Bij een STP houdt de (jeugd)reclassering toezicht op de jongere, maar de JJI blijft wel verantwoordelijk. Als de jongere zich niet houdt aan de voorwaarden van het STP, dan kan de directeur de voorwaarden wijzigen of aanvullen. Bij een ernstige overtreding van de voorwaarden kan de jongere worden teruggeplaatst naar de JJI.

Wat gebeurt er als de jongere zich niet houdt aan de afspraken?

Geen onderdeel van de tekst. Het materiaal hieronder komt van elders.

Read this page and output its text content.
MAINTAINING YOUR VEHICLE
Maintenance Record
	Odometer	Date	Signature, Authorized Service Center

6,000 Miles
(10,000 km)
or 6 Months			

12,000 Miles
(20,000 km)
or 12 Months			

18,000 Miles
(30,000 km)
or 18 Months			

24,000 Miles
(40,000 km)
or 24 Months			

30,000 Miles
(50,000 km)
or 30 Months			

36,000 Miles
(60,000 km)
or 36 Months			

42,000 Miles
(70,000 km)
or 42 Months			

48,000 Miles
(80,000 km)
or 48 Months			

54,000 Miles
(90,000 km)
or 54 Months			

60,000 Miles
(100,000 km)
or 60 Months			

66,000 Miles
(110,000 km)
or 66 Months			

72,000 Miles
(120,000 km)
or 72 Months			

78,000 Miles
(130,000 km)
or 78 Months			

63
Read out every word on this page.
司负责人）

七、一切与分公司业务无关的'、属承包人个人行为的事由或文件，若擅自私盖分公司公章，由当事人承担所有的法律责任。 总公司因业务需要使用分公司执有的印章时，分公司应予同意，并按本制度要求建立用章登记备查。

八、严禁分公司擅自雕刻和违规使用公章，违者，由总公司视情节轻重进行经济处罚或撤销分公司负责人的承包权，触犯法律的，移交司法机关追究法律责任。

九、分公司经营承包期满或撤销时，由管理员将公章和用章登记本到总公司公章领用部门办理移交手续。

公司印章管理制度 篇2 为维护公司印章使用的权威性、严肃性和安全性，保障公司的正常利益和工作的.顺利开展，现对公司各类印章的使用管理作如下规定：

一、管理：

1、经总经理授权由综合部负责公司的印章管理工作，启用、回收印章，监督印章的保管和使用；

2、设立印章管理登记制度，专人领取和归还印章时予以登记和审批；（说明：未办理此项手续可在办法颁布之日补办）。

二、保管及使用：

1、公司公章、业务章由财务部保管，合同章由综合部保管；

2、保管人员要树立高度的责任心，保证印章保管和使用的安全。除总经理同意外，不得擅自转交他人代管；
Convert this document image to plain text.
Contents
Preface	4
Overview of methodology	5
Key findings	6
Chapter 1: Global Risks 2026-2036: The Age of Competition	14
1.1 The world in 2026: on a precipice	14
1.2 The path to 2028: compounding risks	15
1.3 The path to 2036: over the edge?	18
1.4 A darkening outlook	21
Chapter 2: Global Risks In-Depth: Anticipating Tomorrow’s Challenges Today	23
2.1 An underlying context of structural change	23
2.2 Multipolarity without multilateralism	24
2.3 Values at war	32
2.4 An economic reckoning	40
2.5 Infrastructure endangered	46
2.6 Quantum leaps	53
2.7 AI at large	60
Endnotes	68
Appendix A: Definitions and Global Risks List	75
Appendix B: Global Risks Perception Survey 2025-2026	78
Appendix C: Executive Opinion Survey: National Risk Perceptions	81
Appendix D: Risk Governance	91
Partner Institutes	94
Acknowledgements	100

Verlof heeft als doel om de jongere weer te leren omgaan met vrijheden en verantwoordelijkheden. Gelet op de onvoorspelbaarheid van de doelgroep, is niet uit te sluiten dat een jongere niet of niet op tijd terugkeert van onbegeleid verlof of ervandoor gaat tijdens een begeleid verlof.

Als dat gebeurt, treden diverse protocollen in werking om de ‘onttrekking’ of ‘ongeoorloofde afwezigheid’ te melden bij politie, het Openbaar Ministerie en het ministerie van Justitie en Veiligheid. In de meeste gevallen keert de jongere na korte tijd terug naar de JJI. De onttrekking of de ongeoorloofde afwezigheid kan gevolgen hebben voor een volgend verlof.

Regelgeving

Hoofdstuk VI, paragraaf 3 van de Beginselenwet justitiële jeugdinrichtingen (Bjj) beschrijft de voorwaarden voor het verlaten van de inrichting. De voorwaarden zijn verder uitgewerkt in hoofdstuk 6 van het Reglement justitiële jeugdinrichtingen (Rjj). In de Regeling verlof en STP jeugdigen staan de regels over hoe een verlof of een STP kan worden aangevraagd en op welke gronden het verleend wordt.

Wat een begeleider of beveiliger mag doen op het moment dat een jongere zich aan het toezicht wil onttrekken is te vinden in de Geweldinstructie justitiële jeugdinrichtingen.

De Regeling melding ongeoorloofde afwezigheid bepaalt wie op welk moment aan welke instantie meldt dat een gedetineerde zich heeft onttrokken of niet is teruggekeerd van verlof.